Yisrael Aryeh Leib (“Leibel”) Schneerson was born in Nikolayev, Ukraine, on 21 Iyar, 5666 (May 16, 1906), the youngest of Rabbi Levi Yitzchak and Rebbetzin Chana Schneerson’s three sons. Known as Leibel, he was four years younger than the eldest child, Menachem Mendel, who would go on to become the seventh Rebbe of Chabad-Lubavitch.

In 1906, Rabbi Levi Yitzchak was offered a rabbinic position that required a secular diploma. In addition to his regular Judaic studies, he spent the months leading up to Leibel’s birth studying Russian. When he arrived in Kiev for the exam, however, he saw that the curriculum required him to learn Old Church Slavonic and Christian scripture. “He didn’t even register for the examinations, and left town that same night, arriving home on the day of [Leibel’s] brit,” his mother would recall.1

Even as a young boy, Leibel was acclaimed for his sharp mind and assiduous nature.

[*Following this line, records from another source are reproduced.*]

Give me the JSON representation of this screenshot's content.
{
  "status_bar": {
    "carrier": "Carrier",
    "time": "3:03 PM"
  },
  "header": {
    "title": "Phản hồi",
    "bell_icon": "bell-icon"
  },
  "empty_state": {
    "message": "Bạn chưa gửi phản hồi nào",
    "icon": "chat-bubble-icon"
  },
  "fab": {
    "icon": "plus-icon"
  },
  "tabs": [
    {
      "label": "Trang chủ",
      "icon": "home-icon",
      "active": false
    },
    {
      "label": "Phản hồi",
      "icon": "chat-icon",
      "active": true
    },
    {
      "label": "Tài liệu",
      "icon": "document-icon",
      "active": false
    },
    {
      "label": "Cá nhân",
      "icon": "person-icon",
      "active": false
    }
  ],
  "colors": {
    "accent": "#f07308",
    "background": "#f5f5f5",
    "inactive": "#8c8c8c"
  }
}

When he was only 8 years old, his paternal grandfather, Rabbi Baruch Shneur Schneerson, proudly told his relative, the fifth Chabad Rebbe, about his young grandson who “shows tendencies of genius, fluent in Talmud and Midrash and able to study very well.”2

His childhood friend, Yeshayahu Sher (1907-2000), recalled visiting his friend and spending time in the room he shared with his brothers, which was crammed with volumes of Talmud, Chassidic texts, and other sacred books, and the walls postered with astronomy charts.3

Yeshayahu remembered Leibel as the tallest of the three Schneerson brothers, and at the time he knew him he was just beginning to grow a beard, which did not yet cover his entire chin. Yeshayahu recalled sneaking out one spring day to play with the Schneerson boys, who welcomed the break from their rigorous study regimen that began midmorning and typically ended late at night.

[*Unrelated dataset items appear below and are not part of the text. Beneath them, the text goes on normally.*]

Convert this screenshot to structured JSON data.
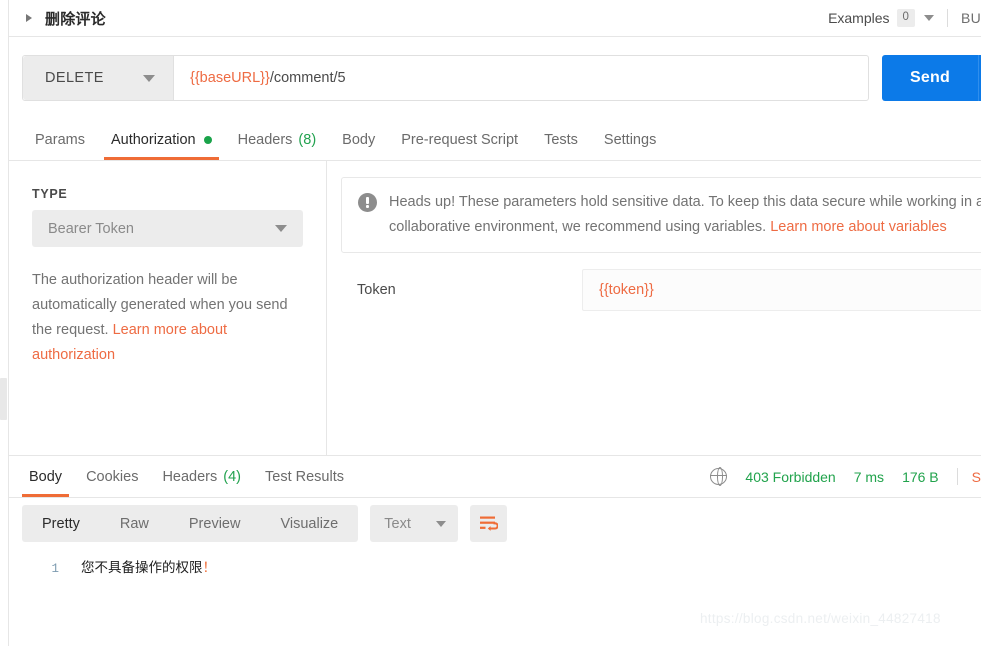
{
  "request": {
    "name": "删除评论",
    "examples_label": "Examples",
    "examples_count": "0",
    "build_label": "BU",
    "method": "DELETE",
    "url_variable": "{{baseURL}}",
    "url_path": "/comment/5",
    "send_label": "Send"
  },
  "request_tabs": [
    {
      "label": "Params"
    },
    {
      "label": "Authorization"
    },
    {
      "label": "Headers",
      "count": "(8)"
    },
    {
      "label": "Body"
    },
    {
      "label": "Pre-request Script"
    },
    {
      "label": "Tests"
    },
    {
      "label": "Settings"
    }
  ],
  "auth": {
    "type_label": "TYPE",
    "type_value": "Bearer Token",
    "help_text": "The authorization header will be automatically generated when you send the request. ",
    "help_link": "Learn more about authorization",
    "warning_text": "Heads up! These parameters hold sensitive data. To keep this data secure while working in a collaborative environment, we recommend using variables. ",
    "warning_link": "Learn more about variables",
    "token_label": "Token",
    "token_value": "{{token}}"
  },
  "response_tabs": [
    {
      "label": "Body"
    },
    {
      "label": "Cookies"
    },
    {
      "label": "Headers",
      "count": "(4)"
    },
    {
      "label": "Test Results"
    }
  ],
  "response_status": {
    "status": "403 Forbidden",
    "time": "7 ms",
    "size": "176 B",
    "save_label": "S"
  },
  "body_toolbar": {
    "views": [
      {
        "label": "Pretty"
      },
      {
        "label": "Raw"
      },
      {
        "label": "Preview"
      },
      {
        "label": "Visualize"
      }
    ],
    "format": "Text"
  },
  "response_body": {
    "line_number": "1",
    "text": "您不具备操作的权限",
    "suffix": "！"
  },
  "watermark": "https://blog.csdn.net/weixin_44827418"
}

During the mid-1920s, Leibel spent time in Leningrad (St. Petersburg), where the Sixth Rebbe, Rabbi Yosef Yitzchak Schneersohn, of righteous memory, had established his court. The Sixth Rebbe cherished his presence, as did the chassidim who enjoyed engaging with him and presenting questions to him.4

In 1930 he escaped the USSR for Berlin, where he was reunited with his brother, the future Rebbe. In order to duck under the Iron Curtain, he assumed the name Mark Gurary.

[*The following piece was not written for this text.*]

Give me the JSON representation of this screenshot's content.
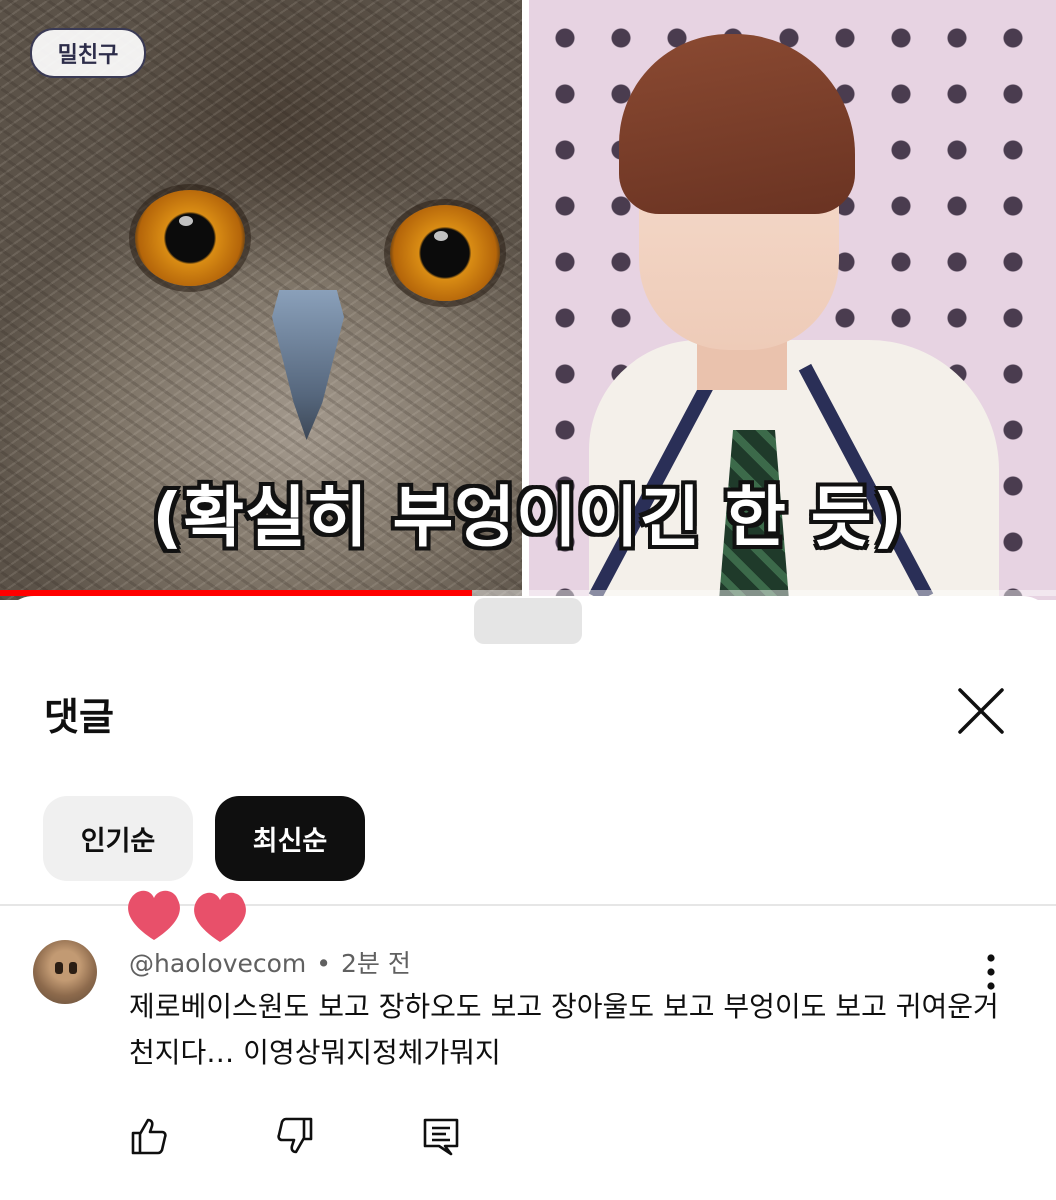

He relocated to British Mandatory Palestine in 1933, and married Regina (Devorah) Milgrom in 1939. In 1944, they were blessed with a daughter, whom they named Dalya.

While in Israel, R. Yisrael Aryeh Leib worked as a librarian and at one point operated a clothing store. He was in close contact with the members of the Chabad community in Tel Aviv, including his childhood friend, R. Nochum Goldshmid.

In 1950 the family moved to Liverpool, where R. Yisrael Arye Leib was to complete his doctoral thesis in the Department of Theoretical Physics of the University of Liverpool.

Tragically, he passed away on 13 Iyar, 5712 (1952). Upon hearing the bitter news, the Rebbe went to great lengths to shield his mother from learning of the tragedy, which he feared would negatively impact her health.

At the Rebbe’s directive, R. Yisrael Aryeh Leib was buried in the historic Chabad portion of the ancient cemetery in Safed, Israel.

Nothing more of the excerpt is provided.